Wie lange braucht ein Manuskript?

Beim Schreiben scheint die Zeit besonders schnell zu vergehen. Ich stelle immer wieder fest, dass ich mehr Zeit brauche, als ich eingeplant habe. Vielleicht ist das kein Wunder, wenn es sich um das erste (abgeschlossene) Manuskript handelt. Dennoch schmerzt es. Die Überarbeitung dauert bereits 6 Monate. Das waren Monate intensiven Arbeitens, und ich kann behaupten, dass der Text mit jedem Überarbeitungsschritt besser geworden ist. Also ist doch alles gut, oder?

Zum Anfang der Sommerferien wäre ich gerne fertig geworden – weil es so gut gepasst hätte. Schon allein wegen der Testleser, die dann viel Zeit gehabt hätten, sich durch das Buch zu arbeiten. Jetzt sind die Ferien fast vorbei, der August schon fast umgeblättert. Und?
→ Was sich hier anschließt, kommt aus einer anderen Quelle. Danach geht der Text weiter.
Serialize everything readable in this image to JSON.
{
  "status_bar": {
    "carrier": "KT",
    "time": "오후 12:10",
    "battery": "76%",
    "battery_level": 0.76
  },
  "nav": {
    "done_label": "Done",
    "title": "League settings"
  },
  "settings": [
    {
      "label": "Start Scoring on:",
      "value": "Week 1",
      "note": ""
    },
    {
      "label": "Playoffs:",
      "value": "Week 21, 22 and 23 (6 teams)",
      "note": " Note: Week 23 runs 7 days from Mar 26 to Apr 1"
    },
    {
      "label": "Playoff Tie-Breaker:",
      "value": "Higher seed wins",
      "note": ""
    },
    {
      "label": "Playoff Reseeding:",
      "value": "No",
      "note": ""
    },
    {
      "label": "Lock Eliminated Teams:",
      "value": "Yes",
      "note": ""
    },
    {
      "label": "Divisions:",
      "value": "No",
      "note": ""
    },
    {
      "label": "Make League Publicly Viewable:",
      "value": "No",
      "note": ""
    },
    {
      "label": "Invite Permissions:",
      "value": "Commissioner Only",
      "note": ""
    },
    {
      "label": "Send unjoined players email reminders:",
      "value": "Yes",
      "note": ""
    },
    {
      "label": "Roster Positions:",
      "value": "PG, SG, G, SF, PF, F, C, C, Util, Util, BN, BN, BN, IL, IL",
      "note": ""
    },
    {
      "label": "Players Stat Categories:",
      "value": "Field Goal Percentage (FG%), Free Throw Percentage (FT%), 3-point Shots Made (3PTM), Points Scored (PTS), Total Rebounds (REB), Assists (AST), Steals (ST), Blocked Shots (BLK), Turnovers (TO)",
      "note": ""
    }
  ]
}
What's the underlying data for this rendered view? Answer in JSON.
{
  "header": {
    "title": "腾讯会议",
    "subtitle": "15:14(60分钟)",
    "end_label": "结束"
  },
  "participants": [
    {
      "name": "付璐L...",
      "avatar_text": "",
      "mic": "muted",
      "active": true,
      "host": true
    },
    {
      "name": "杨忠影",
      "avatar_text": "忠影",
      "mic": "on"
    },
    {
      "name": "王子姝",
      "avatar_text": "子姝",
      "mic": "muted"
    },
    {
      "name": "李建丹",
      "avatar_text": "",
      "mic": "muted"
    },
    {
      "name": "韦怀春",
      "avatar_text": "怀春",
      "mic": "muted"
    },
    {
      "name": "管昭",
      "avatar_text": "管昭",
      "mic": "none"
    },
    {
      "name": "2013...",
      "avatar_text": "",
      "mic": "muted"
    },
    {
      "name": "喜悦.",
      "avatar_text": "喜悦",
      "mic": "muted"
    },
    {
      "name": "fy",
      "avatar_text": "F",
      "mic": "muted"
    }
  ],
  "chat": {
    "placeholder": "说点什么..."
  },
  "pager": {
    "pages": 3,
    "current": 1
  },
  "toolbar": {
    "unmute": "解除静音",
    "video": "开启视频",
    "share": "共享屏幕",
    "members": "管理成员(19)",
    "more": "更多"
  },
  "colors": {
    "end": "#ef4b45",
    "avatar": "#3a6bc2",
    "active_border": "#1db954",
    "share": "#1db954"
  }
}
Aus den ursprünglich 16 Kapiteln mit sehr unterschiedlicher Seitenzahl sind 18 geworden. Ich habe gestern das 12. Kapitel abgeschlossen, letzte (sprachliche) Überarbeitung. Der innere Antrieb lässt nach. Ich habe mich entschlossen, etwas mehr Druck zu machen. Wenn das ganze zäh wird, ist das keine gute Grundlage, um über den Feinschliff zu wachen.

Vielleicht ist es besser, ranzuklotzen. Mehr konzentriertes Arbeiten, weniger parallel lesen. Und das Training nicht vernachlässigen. Bewegung ist wichtig und schafft den notwendigen Ausgleich.
Nachdem mir die sprachliche Bearbeitung anfangs eher schwammig vorkam, weiß ich jetzt, worauf es ankommt. Es ist also einen Versuch wert, mehr Tempo ins Spiel zu bringen. Schnellere Fortschritte sind auch ein Antrieb, weiterzumachen, durchzuhalten.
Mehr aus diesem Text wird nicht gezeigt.